If you do not have a can in your pantry, you can use a fresh dairy product. Use the milkfat content info above to pick a suitable choice. You may also use a mixture such as for one cup of evaporated milk, mix ¼ cup cream with ¾ cup whole milk.
Another alternative is to make your own. All you have to do is to simmer milk until the volume is reduced by about 60%. It can be stored in the refrigerator in an air-tight container for up to 10 days.
This is also known as “sweetened condensed milk” and therein lies the difference between this product and evaporated milk. Sugar to the tune of 40-45% is added to the milk. As it is boiled down, it becomes very thick and caramelized.
Due to the sugar, this product is mostly used in desserts such as puddings and sweet custards. It is also a key ingredient to Thai iced tea. In baked goods, it provides tenderness, moisture and flavor as well as adding color to pastry crusts.

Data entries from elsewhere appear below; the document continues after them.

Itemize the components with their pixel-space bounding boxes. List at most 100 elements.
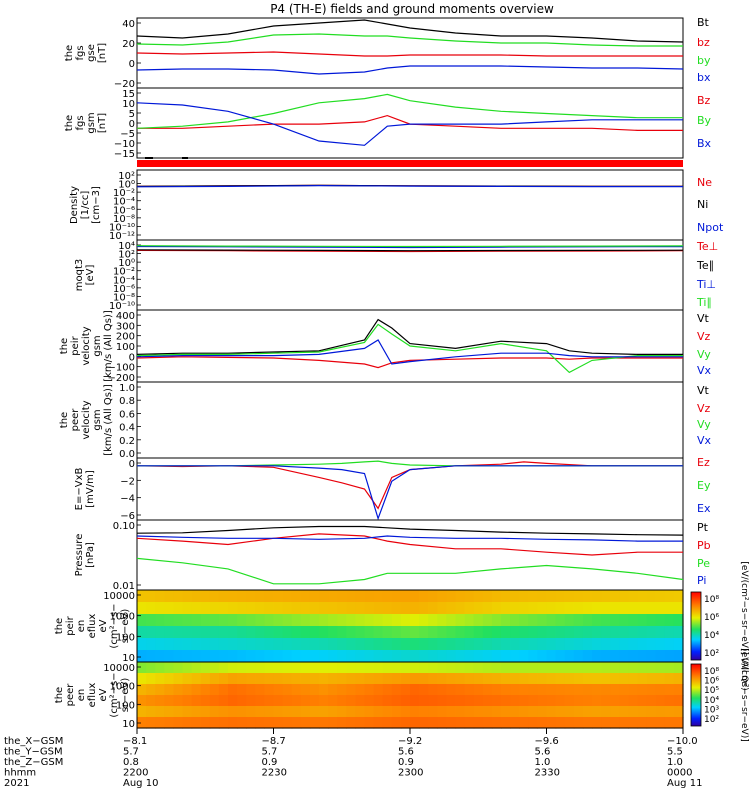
heatmap-cell xyxy=(200,650,211,663)
heatmap-cell xyxy=(337,638,347,651)
heatmap-cell xyxy=(664,626,675,639)
heatmap-cell xyxy=(582,602,593,615)
heatmap-cell xyxy=(619,662,629,674)
heatmap-cell xyxy=(346,717,356,729)
x-row-label: hhmm xyxy=(4,768,36,779)
x-tick-Z: 1.0 xyxy=(667,757,683,768)
heatmap-cell xyxy=(646,602,657,615)
heatmap-cell xyxy=(410,684,420,696)
heatmap-cell xyxy=(646,626,657,639)
heatmap-cell xyxy=(446,650,457,663)
heatmap-cell xyxy=(410,638,420,651)
heatmap-cell xyxy=(237,602,247,615)
colorbar-tick-label: 10² xyxy=(704,715,719,725)
heatmap-cell xyxy=(373,626,384,639)
series-Pe xyxy=(136,557,684,585)
heatmap-cell xyxy=(328,673,338,685)
y-axis-label: the xyxy=(64,45,75,61)
heatmap-cell xyxy=(355,673,366,685)
heatmap-cell xyxy=(519,590,529,603)
heatmap-cell xyxy=(291,626,302,639)
y-axis-label: sr−eV) xyxy=(120,678,131,713)
heatmap-cell xyxy=(619,614,629,627)
heatmap-cell xyxy=(446,638,457,651)
heatmap-cell xyxy=(255,650,265,663)
heatmap-cell xyxy=(601,638,611,651)
heatmap-cell xyxy=(573,706,584,718)
heatmap-cell xyxy=(537,590,548,603)
y-tick-label: 0 xyxy=(129,352,135,363)
heatmap-cell xyxy=(501,662,511,674)
heatmap-cell xyxy=(319,614,329,627)
heatmap-cell xyxy=(491,695,502,707)
x-tick-Y: 5.7 xyxy=(123,747,139,758)
y-axis-label: the xyxy=(64,115,75,131)
y-axis-label: [nT] xyxy=(97,43,108,63)
heatmap-cell xyxy=(673,717,684,729)
heatmap-cell xyxy=(246,590,256,603)
y-tick-label: 200 xyxy=(116,332,135,343)
x-tick-Z: 0.9 xyxy=(398,757,414,768)
heatmap-cell xyxy=(373,638,384,651)
heatmap-cell xyxy=(264,638,275,651)
y-tick-label: 10 xyxy=(122,719,135,730)
heatmap-cell xyxy=(246,614,256,627)
y-axis-label: gsm xyxy=(86,112,97,133)
heatmap-cell xyxy=(346,626,356,639)
heatmap-cell xyxy=(537,638,548,651)
heatmap-cell xyxy=(228,662,238,674)
heatmap-cell xyxy=(264,662,275,674)
heatmap-cell xyxy=(228,717,238,729)
heatmap-cell xyxy=(328,602,338,615)
heatmap-cell xyxy=(446,695,457,707)
heatmap-cell xyxy=(137,638,147,651)
heatmap-cell xyxy=(646,590,657,603)
legend-Vz: Vz xyxy=(697,330,711,343)
heatmap-cell xyxy=(592,590,602,603)
y-tick-label: 100 xyxy=(116,700,135,711)
heatmap-cell xyxy=(182,626,193,639)
heatmap-cell xyxy=(273,695,284,707)
heatmap-cell xyxy=(437,590,447,603)
heatmap-cell xyxy=(619,638,629,651)
heatmap-cell xyxy=(391,695,402,707)
colorbar-tick-label: 10⁶ xyxy=(704,613,719,623)
y-axis-label: Pressure xyxy=(74,534,85,577)
heatmap-cell xyxy=(282,673,293,685)
heatmap-cell xyxy=(592,717,602,729)
heatmap-cell xyxy=(182,602,193,615)
heatmap-cell xyxy=(501,650,511,663)
legend-By: By xyxy=(697,114,712,127)
heatmap-cell xyxy=(664,684,675,696)
heatmap-cell xyxy=(555,717,566,729)
heatmap-cell xyxy=(419,614,429,627)
heatmap-cell xyxy=(573,590,584,603)
heatmap-cell xyxy=(673,706,684,718)
heatmap-cell xyxy=(218,626,229,639)
heatmap-cell xyxy=(573,673,584,685)
heatmap-cell xyxy=(537,684,548,696)
heatmap-cell xyxy=(364,614,375,627)
y-tick-label: −4 xyxy=(120,494,135,505)
panel-peer_velocity: 1.0 0.8 0.6 0.4 0.2 0.0 the peer velocity gsm [km/… xyxy=(59,381,712,460)
heatmap-cell xyxy=(300,614,311,627)
heatmap-cell xyxy=(582,717,593,729)
heatmap-cell xyxy=(182,684,193,696)
heatmap-cell xyxy=(582,684,593,696)
heatmap-cell xyxy=(410,717,420,729)
heatmap-cell xyxy=(228,695,238,707)
heatmap-cell xyxy=(628,717,639,729)
heatmap-cell xyxy=(209,614,220,627)
heatmap-cell xyxy=(410,614,420,627)
heatmap-cell xyxy=(628,662,639,674)
heatmap-cell xyxy=(664,662,675,674)
series-Pt xyxy=(136,525,684,536)
heatmap-cell xyxy=(537,717,548,729)
heatmap-cell xyxy=(473,717,484,729)
heatmap-cell xyxy=(255,673,265,685)
y-axis-label: [km/s (All Qs)] xyxy=(103,384,114,456)
heatmap-cell xyxy=(155,695,165,707)
heatmap-cell xyxy=(537,673,548,685)
heatmap-cell xyxy=(173,717,184,729)
heatmap-cell xyxy=(646,684,657,696)
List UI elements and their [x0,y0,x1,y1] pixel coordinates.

According to the FDA, it must contain not less than 8% milkfat. It is pasteurized and homogenized and contains vitamin D. The addition of vitamin A is optional. The sweetener must be added in sufficient quantity to prevent spoilage.
Because of the sugar, it cannot substitute for evaporated or regular milk. Once again, though, you can make your own. There are different recipes but here are two.
- Mix ¾ cup sugar, ½ cup water and 1⅛ cup dry powdered milk and simmer until thickened, stirring frequently.
- Heat ⅓ cup + 2 Tbsp evaporated milk or regular milk with 1 cup sugar and 3 Tbsp margarine/butter until sugar dissolves.
Because both of these products are shelf-stable and have different purposes in the kitchen, it is a good idea to have some available rather than substituting. Once opened, just keep the left-overs in an air-tight container in the refrigerator. Do you have some in your pantry right now? I hope so!